Saturday, June 27, 2015

Report from the Love Shack


Thank you for your comments on my previous post about love. I've been reading them over and over again. I appreciate your wisdom, your stories, and your honesty from the bottom of my heart.

It's not too late to leave a comment if you haven't done so already. I'm listening. Tell me what you know.

Just scroll down to the previous post.

3 comments:

Elizabeth said...

I hope you found that heart today and that your life is filled with love -- not just the usual and spectacular kind with children and parents and friends but the other kind, too. You know.

Not Blank said...

Regarding romantic love - I fell in love for the first time just 3 years ago. When it happened, I realized I had never really loved the man I spent 33 years with.
I'm so glad I am getting to experience romantic love, finally. I am very fortunate, I know.

Anonymous said...

Denise,

Took me a long time to think about this comment. And time is a big part of this thing called love. It can happen in an instant, or it can take years to develop. It can last a lifetime, or it can fade suddenly. Why is that so? I think it's mostly because life and the universe are all about change. We all change over time, and we like to think that we gain wisdom and become better people. Of course, many of us don't. We lose our way, and are no longer the person that our lover "fell" for. Or we don't like the changes we see in the one we love. Maybe those things we don't like were always there and we overlooked them, or we fell so fast we didn't have time to notice them. Our circumstances and the stresses in our live change, and often the love is not strong or deep enough to withstand them.

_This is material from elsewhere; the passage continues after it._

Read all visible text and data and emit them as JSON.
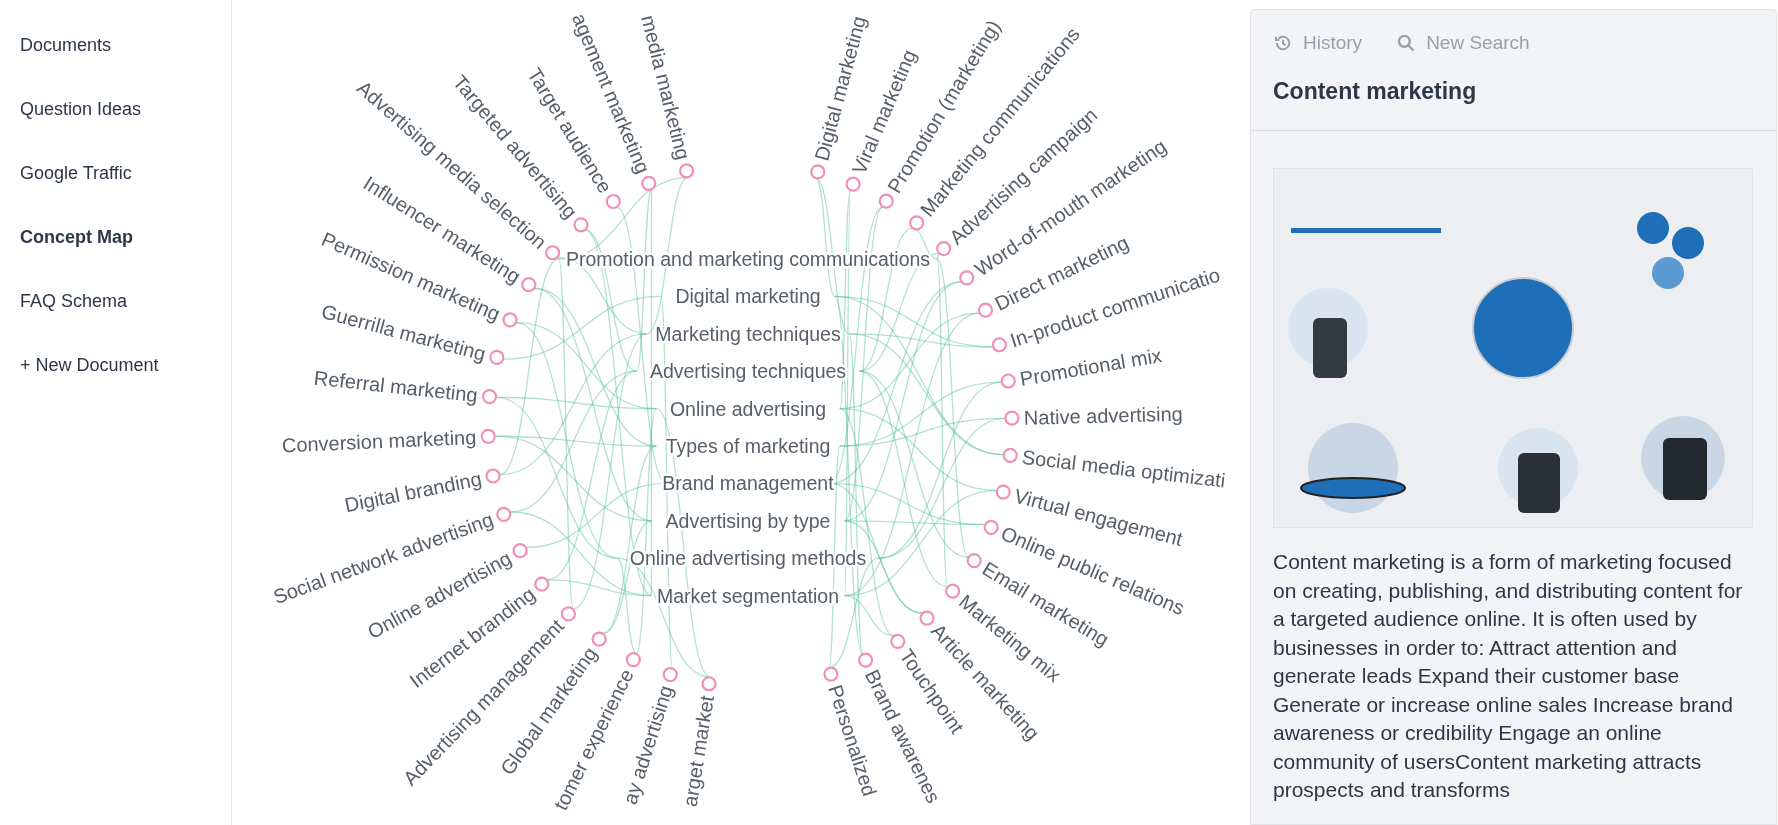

Ultimately, we each have our own personal concept of love, and that concept may not be shared by both lovers. To know that we have fallen in love is not a simple matter - is it simply infatuation or lust, either of which may not last? Often time is cited as the test of true love, but who's to say that a feeling that faded too quickly was not really love? Poets and playwrights and artists and filmmakers and ordinary Janes and Joes have struggled for centuries to figure it all out, but they can't define it for us. The best they can do is offer images that strike a chord of recognition within us, that shared experience that brings us a little closer to understanding. And then life throws us another curveball, and there we are, just as bewildered as ever, standing there with the bat in our hands as the players run off the field and the fans head for the turnstiles.